Ipomoea aquatica (swamp morning-glory)

Weed Damage

Ipomoea aquatica grows very rapidly and becomes a weed in some habitats (Parham, 1958; Varshney and Rzoska, 1976). The long floating stems form a dense network across bodies of fresh water. This network supports leaves and flowers, which rise above the water surface and may impede water flow and navigation (Ashton, 1973). I. aquatica is also a major broadleaved aquatic weed of dry-seeded wetland rice (Raju and Reddy, 1986; Jena and Patro, 1990).

In Florida (USA), where the flat landscape permits sheet flow of water during periods of heavy rain, I. aquatica is considered a serious threat to flood control. Since the late 1970s, the Florida Department of Natural Resources has eradicated over 20 small infestations of I. aquatica that escaped from illegal plantings. It is considered a significant threat to Florida's waterways and wetlands (Westbrooks, 1989).
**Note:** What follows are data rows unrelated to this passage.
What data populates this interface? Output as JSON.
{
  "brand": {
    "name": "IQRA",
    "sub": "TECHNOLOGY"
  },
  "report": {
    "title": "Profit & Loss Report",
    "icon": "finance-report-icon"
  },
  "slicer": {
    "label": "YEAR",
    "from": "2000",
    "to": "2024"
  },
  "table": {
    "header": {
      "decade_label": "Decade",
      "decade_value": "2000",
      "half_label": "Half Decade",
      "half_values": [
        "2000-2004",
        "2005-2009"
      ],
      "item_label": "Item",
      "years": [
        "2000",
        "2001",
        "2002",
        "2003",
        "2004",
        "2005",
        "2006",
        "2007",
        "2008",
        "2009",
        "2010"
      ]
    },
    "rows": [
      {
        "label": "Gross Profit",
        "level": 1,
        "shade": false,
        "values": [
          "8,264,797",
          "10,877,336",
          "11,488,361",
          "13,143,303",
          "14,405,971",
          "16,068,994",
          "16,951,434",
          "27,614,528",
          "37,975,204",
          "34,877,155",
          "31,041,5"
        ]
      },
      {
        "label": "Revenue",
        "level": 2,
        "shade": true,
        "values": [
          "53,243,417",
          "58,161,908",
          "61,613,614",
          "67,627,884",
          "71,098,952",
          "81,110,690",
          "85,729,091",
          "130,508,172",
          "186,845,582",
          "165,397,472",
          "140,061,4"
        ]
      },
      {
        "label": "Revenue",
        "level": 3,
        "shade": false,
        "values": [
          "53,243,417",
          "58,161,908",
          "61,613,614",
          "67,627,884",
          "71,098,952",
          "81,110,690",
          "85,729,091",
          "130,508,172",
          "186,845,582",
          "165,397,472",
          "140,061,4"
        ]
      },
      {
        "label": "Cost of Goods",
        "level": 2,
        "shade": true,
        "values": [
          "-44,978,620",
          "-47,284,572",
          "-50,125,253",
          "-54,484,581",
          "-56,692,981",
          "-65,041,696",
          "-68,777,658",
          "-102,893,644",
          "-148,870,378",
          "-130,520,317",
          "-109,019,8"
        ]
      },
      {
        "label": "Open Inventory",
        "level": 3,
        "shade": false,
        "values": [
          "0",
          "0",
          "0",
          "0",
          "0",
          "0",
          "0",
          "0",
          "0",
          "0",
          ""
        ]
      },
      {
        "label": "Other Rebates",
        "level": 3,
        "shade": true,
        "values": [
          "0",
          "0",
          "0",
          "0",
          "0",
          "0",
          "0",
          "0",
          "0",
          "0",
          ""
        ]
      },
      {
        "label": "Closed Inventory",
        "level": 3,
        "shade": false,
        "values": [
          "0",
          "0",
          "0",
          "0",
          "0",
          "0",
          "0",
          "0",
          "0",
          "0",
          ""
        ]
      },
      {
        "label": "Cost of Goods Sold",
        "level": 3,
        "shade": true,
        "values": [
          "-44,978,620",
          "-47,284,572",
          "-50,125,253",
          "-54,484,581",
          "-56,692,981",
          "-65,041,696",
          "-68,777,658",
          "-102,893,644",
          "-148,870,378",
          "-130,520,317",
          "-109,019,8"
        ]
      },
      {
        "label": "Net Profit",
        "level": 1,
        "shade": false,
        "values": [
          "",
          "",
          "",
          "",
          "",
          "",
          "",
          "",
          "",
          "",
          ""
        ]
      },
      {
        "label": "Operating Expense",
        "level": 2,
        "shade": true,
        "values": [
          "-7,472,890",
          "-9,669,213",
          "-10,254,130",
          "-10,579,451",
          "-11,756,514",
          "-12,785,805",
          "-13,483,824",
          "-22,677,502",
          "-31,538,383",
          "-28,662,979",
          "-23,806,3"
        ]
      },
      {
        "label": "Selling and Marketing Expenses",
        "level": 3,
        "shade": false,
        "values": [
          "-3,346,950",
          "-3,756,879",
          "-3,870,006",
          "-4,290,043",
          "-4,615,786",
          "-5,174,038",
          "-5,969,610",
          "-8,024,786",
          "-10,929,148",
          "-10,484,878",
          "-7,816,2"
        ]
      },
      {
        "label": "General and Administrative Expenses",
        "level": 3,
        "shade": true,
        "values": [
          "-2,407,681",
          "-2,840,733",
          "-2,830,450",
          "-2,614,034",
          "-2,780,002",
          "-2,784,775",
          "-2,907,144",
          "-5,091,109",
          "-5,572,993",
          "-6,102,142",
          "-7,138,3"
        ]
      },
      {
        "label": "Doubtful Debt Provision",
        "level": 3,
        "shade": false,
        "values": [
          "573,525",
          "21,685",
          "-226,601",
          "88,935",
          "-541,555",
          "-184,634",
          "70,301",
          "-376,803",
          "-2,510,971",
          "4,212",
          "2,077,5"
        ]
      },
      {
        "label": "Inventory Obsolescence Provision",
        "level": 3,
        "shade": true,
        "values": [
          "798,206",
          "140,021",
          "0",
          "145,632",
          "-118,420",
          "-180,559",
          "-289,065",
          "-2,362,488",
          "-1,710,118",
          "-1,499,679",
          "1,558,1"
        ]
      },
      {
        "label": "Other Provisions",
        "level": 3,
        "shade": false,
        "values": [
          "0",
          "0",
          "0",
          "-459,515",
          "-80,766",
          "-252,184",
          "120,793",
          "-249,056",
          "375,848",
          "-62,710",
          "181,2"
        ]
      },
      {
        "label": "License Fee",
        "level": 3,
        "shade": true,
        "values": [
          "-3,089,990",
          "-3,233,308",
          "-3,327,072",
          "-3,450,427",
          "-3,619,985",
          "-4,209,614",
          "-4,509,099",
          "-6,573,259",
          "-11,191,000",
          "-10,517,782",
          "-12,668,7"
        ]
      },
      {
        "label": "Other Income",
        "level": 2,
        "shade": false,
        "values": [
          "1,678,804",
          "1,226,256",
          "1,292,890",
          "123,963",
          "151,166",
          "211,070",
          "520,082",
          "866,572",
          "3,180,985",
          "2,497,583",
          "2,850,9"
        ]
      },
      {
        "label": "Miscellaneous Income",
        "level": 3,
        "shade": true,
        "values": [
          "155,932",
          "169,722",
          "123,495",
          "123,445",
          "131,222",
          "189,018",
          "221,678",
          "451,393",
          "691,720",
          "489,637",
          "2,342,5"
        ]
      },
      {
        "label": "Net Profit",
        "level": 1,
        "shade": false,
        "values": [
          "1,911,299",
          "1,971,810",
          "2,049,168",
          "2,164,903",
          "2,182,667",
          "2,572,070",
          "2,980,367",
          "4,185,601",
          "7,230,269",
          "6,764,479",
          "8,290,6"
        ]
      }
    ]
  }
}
In natural settings, such as rivers and lakes, I. aquatica may outcompete native vegetation and limit the use of these waters. (Such settings may pose problems for regular monitoring and environmental constraints may exist, so that I. aquatica is difficult to detect and control.) In a Florida study, I. aquatica left unattended in a tank with several other species protruded up through a dense mat of Hydrilla verticillata and then grew over the remaining species (Gilbert, 1984).

Canals used for irrigation in the Sudan are conducive to the spread of aquatic weeds. Among the most prevalent species are Cyperus rotundus, I. aquatica and Panicum repens on canal banks, and Chara globularis, Najas pectinata, Ottelia alismoides and Potamogeton spp. anchored in the canal mud. Although mechanical clearance using rakes and chains is often uneconomic, the possible contamination of irrigation water discourages chemical control (Beshir, 1978).

Positive Attributes

Culinary uses
A plant that is presumed to be I. aquatica was being used as a food plant during the Chin Dynasty in China as early as 290 AD (Edie and Ho, 1969). Today, it is grown as a vegetable crop in many tropical countries and was suggested as a potential vegetable crop for south Florida by Ochse (1951). The highly nutritious stems and leaves are eaten raw, boiled, stir fried, steamed, or pickled throughout Asia. The foliage is high in protein, vitamin A, iron, calcium, and phosphorus (Bautista et al., 1988). It is also eaten as a vegetable by Asian-Americans in a number of states in the USA (Westbrooks, 1989). The composition of the essential oil of fresh leaves and stems has been investigated to identify the flavour components (Kameoka et al., 1992).

Yield as a crop
Annual production of I. aquatica ('water spinach') in Hong Kong has been estimated at 3-5 million kg (Edie and Ho, 1969). When grown as a crop, yields of up to 100,000 kg/ha have been reported in Hong Kong (Edie and Ho, 1969). Similar yields were reported in field trials in south Florida (Snyder et al., 1981). Under optimum conditions, it can grow up to 16 cm per day (Gilbert, 1984). Under upland cultivation, yields range from 7 to 30 tonnes/ha of fresh produce per crop. Under wet cultivation, annual yields are estimated to be from 24 to 100 tonnes/ha. Annual production of floating water spinach in Thailand is reported to be 90 tonnes/ha. In Malaysia, water spinach is cultivated commercially on 600-1,100 ha with a total production of 60,000-220,000 tonnes/year. In 1992, in Thailand, Malaysia and Singapore, farmers' revenues from production of water spinach were US$ 0.05-0.40 per kg (Westphal, 1992).

Medicinal uses
According to various sources, I. aquatica has been used extensively as a medicinal plant: as a mild laxative in India (Subramanyam, 1962); in the treatment of ringworm (Anonymous, 1959); and as a poultice in febrile delirium (Anonymous, 1959).

Use as an Animal Feed
Plants may be fed to livestock, pigs, ducks, and chickens (Brown, 1946; Westphal, 1992).

Ability to remove heavy metals
Field studies in the Makkasan Reservoir, Thailand revealed that maximum biomass per clump of I. aquatica was reached 8 weeks after sowing. The average absorption of N, P, K, Ca and Mg was 3.59, 0.54, 4.40, 0.86 and 0.20 (% dry weight). The average heavy metal absorption of Fe, Mn, Zn, Pb, Cu and Cd was 908.35, 202.36. 86.38, 31.48, 11.39 and 0.74 (µg/g dry weight) (Stripen et al., 1991). This plant may be useful in removing nitrates from contaminated water, such as farm drainage and municipal waste (Snyder et al., 1981).